Assistant. His research interests include cloud security, IoT, edge computing, networks security, and distributed systems.



Lu Liu is the Head of School of Informatics at the University of Leicester. Prior to this, he was the Head of School of Electronics, Computing and Mathematics and Professor of Distributed Computing at the University of Derby. Professor Liu received his PhD degree from Surrey Space Centre at the University of Surrey. He had worked as a Research Fellow at the WRG e-Science Centre at the University of Leeds. Professor Liu's research interests are in the areas of data analytics, AI, Cloud computing, service computing and the Internet of

Things and he has over 200 scientific publications in reputable journals, academic books and international conferences. Professor Liu has secured and participated in many research projects which are supported by research councils, BIS, Innovate UK, British Council and leading industries. He received the Vice-Chancellor's Awards for Excellence in Doctoral Supervision in 2018, BCL Faculty Research Award in 2012 and was recognised as a Promising Researcher by the University of Derby in 2011. He has been the recipient of 7 Best Paper Awards from international conferences and was invited to deliver 7 keynote speeches at international conferences/workshops. Professor Liu is a Fellow of BCS (British Computer Society) and serves as an Editorial Board member of 6 international journals and the Guest Editor for 19 journal special issues. He has chaired over 30 international conference and workshops, and presently or formerly serves as the program committee member for over 60 international conferences and workshops.

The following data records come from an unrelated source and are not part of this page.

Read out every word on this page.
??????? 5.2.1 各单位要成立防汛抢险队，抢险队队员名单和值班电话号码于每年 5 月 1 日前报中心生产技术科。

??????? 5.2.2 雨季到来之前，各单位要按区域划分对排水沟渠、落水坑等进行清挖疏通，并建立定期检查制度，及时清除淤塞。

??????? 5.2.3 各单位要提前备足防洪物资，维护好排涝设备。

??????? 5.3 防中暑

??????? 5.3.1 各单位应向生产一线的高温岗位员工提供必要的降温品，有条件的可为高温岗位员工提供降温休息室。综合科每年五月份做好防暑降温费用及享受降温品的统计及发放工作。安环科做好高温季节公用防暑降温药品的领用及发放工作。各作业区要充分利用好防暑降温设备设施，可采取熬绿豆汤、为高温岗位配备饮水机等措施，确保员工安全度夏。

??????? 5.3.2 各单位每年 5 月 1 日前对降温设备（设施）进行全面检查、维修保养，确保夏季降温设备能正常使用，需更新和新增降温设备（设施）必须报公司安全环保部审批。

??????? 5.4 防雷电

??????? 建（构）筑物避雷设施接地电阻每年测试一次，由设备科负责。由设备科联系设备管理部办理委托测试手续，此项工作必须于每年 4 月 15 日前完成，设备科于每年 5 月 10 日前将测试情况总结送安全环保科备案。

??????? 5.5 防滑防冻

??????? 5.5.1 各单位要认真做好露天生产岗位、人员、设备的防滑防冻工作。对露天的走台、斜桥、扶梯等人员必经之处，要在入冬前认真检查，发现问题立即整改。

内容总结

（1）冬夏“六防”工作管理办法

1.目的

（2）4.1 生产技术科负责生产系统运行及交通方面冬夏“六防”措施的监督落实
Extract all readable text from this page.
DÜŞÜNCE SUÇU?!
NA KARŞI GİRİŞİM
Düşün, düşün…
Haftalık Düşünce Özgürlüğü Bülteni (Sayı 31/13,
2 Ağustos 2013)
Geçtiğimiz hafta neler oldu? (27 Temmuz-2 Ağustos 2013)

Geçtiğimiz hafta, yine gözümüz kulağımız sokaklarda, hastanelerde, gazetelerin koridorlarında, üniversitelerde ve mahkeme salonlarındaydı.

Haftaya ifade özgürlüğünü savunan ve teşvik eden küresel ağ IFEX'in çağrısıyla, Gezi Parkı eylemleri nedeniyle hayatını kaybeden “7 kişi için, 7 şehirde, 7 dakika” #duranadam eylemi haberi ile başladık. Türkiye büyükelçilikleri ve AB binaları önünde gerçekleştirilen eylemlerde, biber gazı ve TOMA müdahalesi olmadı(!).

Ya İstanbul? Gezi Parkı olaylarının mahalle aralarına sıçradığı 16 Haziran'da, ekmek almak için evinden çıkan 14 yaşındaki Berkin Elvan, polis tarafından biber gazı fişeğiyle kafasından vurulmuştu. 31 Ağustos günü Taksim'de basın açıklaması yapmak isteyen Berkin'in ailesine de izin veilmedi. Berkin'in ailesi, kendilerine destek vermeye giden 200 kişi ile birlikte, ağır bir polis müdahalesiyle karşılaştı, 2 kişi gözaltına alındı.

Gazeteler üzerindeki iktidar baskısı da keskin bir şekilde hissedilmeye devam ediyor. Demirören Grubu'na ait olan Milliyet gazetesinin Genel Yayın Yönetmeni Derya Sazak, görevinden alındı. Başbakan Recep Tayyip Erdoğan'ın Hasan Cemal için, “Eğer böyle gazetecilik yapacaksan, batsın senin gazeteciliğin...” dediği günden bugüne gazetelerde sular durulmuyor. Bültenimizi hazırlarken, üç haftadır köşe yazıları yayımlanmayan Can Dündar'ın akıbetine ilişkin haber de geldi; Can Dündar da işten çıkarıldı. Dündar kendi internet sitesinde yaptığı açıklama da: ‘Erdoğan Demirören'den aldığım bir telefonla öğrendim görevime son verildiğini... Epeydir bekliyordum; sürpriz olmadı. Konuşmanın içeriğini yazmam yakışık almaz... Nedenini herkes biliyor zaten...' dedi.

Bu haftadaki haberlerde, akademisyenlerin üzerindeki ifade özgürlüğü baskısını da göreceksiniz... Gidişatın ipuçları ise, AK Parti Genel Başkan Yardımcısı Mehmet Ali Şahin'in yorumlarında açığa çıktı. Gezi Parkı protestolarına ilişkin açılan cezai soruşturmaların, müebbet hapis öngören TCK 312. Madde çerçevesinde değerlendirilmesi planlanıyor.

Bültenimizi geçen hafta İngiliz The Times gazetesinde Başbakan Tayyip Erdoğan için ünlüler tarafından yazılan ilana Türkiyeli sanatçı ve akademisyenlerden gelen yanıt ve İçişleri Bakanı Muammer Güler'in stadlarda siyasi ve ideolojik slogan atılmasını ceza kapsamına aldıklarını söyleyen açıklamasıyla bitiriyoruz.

Waqar Ahmad received the BSc and MSc degrees in Computer Engineering from COMSATS University Abbottabad and University of Engineering and Technology Taxila, Pakistan, respectively. He did his PhD degree from the Department of Electronics and Telecommunications, Politecnico di Torino, Italy. He was a Higher Education Commission (HEC) fully funded PhD scholar. He is currently an Assistant Professor with University of Engineering and Technology, Pakistan. His current research interests focus on developing machine learning algorithms

and architectures for video coding and multi-camera networks. He serves as reviewer for Journal of Circuits, Systems and Computers.